Aumand v. Dartmouth Hitchcock Medical Center
Facts
The plaintiffs alleged that Dartmouth Hitchcock negligently administered glucose through a catheter in Katherine Coffey's hand, causing extravasation, worsening hand injury, partial amputation, infection, and ultimately death. Before trial, the plaintiffs sought to exclude various defense evidence, and Dartmouth Hitchcock sought rulings limiting damages and excluding certain family-member testimony. The record included Coffey's medical records, statements by unidentified hospital personnel to family members, and late disclosure by Dartmouth Hitchcock of treating physicians it intended to use for opinion testimony. Dartmouth Hitchcock also argued that damages for medical services should be limited to amounts actually paid by Medicare and supplemental insurance rather than billed charges.
Issue
Whether the challenged evidence should be admitted or excluded at trial, especially: whether treating physicians not timely disclosed as experts may offer opinion testimony; whether third-party payments of medical bills may be used to measure or prove value of medical services; whether a treating physician's note in medical records is admissible; and whether statements by unidentified hospital employees qualify as admissions or otherwise are admissible.
Rule
A witness who will offer evidence under Rules 702, 703, or 705, including a treating physician testifying to diagnoses, prognoses, or similar medical conclusions, must be disclosed under Rule 26(a)(2)(A).
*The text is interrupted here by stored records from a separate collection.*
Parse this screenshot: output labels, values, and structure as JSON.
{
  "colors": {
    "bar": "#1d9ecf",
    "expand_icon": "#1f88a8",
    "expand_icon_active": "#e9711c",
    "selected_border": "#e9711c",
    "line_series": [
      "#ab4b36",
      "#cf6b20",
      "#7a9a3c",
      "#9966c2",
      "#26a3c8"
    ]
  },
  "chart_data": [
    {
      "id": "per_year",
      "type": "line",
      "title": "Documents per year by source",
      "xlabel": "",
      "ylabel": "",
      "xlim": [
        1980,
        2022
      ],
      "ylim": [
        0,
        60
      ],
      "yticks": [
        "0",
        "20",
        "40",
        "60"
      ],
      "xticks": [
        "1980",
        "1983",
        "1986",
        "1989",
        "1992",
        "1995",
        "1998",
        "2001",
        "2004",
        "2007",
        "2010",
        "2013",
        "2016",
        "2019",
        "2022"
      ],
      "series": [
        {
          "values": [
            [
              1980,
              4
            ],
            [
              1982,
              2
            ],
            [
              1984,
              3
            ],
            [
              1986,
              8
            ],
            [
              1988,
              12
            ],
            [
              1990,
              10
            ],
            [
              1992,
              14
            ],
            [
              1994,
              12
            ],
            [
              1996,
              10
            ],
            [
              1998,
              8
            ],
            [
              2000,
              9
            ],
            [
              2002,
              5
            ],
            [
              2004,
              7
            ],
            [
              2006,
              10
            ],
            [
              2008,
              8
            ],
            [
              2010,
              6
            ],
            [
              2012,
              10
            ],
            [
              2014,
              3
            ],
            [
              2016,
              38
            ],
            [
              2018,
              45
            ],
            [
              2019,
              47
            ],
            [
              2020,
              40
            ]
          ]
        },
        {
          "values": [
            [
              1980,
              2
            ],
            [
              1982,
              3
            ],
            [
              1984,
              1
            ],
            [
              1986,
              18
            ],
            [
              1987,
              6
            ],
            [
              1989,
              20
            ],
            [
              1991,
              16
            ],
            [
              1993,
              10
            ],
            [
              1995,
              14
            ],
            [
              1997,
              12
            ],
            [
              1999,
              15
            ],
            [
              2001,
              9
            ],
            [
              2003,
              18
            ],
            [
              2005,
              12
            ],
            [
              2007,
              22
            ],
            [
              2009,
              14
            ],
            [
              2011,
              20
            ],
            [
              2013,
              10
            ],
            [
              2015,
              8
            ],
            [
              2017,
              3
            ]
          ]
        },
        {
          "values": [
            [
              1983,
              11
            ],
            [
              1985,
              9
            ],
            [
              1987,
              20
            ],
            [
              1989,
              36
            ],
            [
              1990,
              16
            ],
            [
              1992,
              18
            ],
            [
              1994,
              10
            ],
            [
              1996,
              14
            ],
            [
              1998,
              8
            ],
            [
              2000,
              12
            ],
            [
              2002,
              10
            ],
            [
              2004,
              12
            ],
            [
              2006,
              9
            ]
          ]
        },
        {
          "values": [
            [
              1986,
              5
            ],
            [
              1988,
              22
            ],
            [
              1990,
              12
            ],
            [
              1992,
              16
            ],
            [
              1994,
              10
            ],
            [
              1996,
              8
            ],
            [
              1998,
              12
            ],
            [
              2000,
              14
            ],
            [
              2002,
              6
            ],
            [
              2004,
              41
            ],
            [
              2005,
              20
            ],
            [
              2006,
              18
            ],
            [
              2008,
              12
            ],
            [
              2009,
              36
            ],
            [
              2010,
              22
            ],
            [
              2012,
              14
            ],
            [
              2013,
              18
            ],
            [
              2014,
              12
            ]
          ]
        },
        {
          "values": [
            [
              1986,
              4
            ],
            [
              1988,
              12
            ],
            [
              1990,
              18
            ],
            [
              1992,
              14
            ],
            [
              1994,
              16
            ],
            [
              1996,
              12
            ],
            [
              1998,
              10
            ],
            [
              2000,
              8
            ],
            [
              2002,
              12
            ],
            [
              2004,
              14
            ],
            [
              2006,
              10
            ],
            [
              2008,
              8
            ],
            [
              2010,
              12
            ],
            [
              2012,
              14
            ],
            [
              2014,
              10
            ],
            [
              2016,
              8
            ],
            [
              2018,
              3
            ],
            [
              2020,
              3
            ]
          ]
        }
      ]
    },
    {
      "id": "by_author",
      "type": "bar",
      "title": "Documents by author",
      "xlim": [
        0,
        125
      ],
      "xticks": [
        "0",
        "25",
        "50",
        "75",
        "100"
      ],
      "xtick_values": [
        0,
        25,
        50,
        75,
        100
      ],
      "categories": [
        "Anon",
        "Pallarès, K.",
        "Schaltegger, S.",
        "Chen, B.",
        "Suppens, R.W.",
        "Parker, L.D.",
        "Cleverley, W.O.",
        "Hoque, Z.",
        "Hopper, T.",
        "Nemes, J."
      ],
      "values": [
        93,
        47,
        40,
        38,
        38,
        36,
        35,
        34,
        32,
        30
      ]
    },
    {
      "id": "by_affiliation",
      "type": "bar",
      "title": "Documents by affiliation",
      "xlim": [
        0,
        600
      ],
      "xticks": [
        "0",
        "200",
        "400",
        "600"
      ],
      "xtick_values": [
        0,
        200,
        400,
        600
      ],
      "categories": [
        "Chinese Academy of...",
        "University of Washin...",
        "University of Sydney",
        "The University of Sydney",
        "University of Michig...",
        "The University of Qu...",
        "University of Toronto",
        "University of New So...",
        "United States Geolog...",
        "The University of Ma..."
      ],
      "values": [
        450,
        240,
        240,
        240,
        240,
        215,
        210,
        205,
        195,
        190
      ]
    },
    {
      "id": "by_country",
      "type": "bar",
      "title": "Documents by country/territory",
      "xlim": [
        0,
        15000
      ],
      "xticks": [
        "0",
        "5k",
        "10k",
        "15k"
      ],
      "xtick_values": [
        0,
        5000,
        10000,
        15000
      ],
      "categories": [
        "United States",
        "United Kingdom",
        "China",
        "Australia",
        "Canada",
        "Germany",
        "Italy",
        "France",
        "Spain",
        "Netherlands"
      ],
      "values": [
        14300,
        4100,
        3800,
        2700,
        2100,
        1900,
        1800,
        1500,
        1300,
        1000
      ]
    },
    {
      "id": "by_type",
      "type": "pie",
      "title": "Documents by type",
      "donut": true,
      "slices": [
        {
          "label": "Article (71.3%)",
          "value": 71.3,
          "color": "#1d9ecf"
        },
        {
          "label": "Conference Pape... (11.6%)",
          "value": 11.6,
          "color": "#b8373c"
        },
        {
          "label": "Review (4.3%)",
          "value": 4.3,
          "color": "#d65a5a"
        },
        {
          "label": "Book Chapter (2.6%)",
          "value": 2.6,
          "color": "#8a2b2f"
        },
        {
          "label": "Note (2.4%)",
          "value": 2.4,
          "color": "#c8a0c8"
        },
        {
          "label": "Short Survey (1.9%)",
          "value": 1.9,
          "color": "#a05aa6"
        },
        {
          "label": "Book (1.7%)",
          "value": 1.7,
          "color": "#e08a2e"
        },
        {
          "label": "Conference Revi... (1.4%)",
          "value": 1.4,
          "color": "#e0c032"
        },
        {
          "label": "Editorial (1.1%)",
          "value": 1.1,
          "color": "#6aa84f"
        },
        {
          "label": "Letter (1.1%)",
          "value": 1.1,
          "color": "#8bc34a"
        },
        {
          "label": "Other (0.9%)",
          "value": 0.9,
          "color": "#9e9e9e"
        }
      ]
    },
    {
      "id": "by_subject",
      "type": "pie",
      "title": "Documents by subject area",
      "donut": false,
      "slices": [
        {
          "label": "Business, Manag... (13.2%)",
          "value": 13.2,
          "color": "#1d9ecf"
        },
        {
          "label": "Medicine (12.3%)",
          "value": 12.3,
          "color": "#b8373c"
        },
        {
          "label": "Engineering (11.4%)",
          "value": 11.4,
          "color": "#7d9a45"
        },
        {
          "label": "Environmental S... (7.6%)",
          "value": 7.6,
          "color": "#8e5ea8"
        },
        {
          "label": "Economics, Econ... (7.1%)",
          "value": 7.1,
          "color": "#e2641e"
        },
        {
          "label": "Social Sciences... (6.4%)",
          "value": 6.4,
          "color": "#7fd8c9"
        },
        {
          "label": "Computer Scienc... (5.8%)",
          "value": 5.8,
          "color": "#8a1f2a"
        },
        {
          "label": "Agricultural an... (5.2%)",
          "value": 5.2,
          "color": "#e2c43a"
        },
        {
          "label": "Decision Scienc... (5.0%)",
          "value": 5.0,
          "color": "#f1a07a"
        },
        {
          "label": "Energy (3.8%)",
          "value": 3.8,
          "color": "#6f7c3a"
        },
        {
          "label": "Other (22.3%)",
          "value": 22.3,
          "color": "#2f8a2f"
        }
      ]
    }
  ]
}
If such disclosure is not timely made, Rule 37(c)(1) generally bars the opinion testimony unless the proponent shows the failure was substantially justified or harmless. Opinions and diagnoses contained in medical records admissible under Rule 803(6) are not excluded merely because the author was not separately qualified under Rule 702, absent a showing of untrustworthiness. Under Rule 801(d)(2)(D), agency and scope may be shown circumstantially even when the declarant is unidentified. Evidence of amounts paid by collateral sources toward medical bills is generally inadmissible where its probative value is substantially outweighed by the risk the jury will improperly reduce damages.